What big lessons about the presidents will readers come away with?

Well, as you read through the arc of one president after another, it becomes clear that success on domestic issues depends on the support they have from the people, including Congress. The ones who got the most done domestically—probably FDR and LBJ—had huge party majorities in Congress. Without that support, presidents can’t do much. I’d also say that their power in foreign affairs has only grown larger, especially considering they have usurped the right to declare war from Congress. I find it a bit scary that one person has that power. I think readers will also come away with a sense that these powerful men were ultimately very human, with grand ambitions and tragic flaws, and foibles large and small.

So who was the greatest president?

As the historian Eric Foner once said to me, it depends how you judge them. If you judge presidents by whether they win wars, then Washington, Lincoln, Wilson and FDR top the list. If you judge them by the prosperity they’ve encouraged, you have to move Calvin Coolidge and Bill Clinton up the list. If you judge them by their character, Washington gets a higher rank, as does Grover Cleveland, as honest a politician who ever held the office, and so does Jimmy Carter. Most consider Carter’s presidency a failure, but the work he did after he left office fighting disease and defending democracy has to give him one of the best post-presidencies of any president.

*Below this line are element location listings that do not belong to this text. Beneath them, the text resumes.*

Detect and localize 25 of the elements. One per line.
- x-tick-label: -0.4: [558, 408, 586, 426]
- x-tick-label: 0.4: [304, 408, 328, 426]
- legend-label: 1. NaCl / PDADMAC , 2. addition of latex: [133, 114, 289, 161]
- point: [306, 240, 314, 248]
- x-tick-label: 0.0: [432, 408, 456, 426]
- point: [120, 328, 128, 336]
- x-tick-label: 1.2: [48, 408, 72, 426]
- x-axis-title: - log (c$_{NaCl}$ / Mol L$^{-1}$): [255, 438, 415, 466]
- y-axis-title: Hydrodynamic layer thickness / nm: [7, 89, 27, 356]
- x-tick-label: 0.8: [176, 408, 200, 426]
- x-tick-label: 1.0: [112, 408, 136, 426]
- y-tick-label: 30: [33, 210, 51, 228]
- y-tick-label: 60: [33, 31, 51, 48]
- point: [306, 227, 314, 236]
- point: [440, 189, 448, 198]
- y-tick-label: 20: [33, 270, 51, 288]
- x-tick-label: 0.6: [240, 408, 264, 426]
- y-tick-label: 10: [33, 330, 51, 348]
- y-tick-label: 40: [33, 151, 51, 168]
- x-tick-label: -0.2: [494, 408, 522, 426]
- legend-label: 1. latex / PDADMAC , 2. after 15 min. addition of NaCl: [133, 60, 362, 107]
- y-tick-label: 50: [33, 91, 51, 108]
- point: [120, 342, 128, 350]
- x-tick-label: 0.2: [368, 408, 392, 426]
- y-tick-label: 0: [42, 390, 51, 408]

And he was a peacemaker while in office, which makes him stand out as well.

Who were the other peacemaker presidents?

Surprisingly, three ex-generals who knew the human price of war—Washington, Ulysses S. Grant and Dwight Eisenhower—worked hard to avoid war, and succeeded. Washington caught hell here when he refused to go to war with France against England. John Adams also should get credit for keeping the United States out of a European war. Grant refused to take over Spanish colonies such as Cuba by force, something that William McKinley would do later in the Philippine-American War. The first thing Eisenhower did upon coming into office was to end the Korean War. I also think Kennedy was moving toward becoming a peacemaker and would have achieved détente with the Soviet Union if he’d lived. In fact, when Kennedy was assassinated, Nikita Krushchev cried.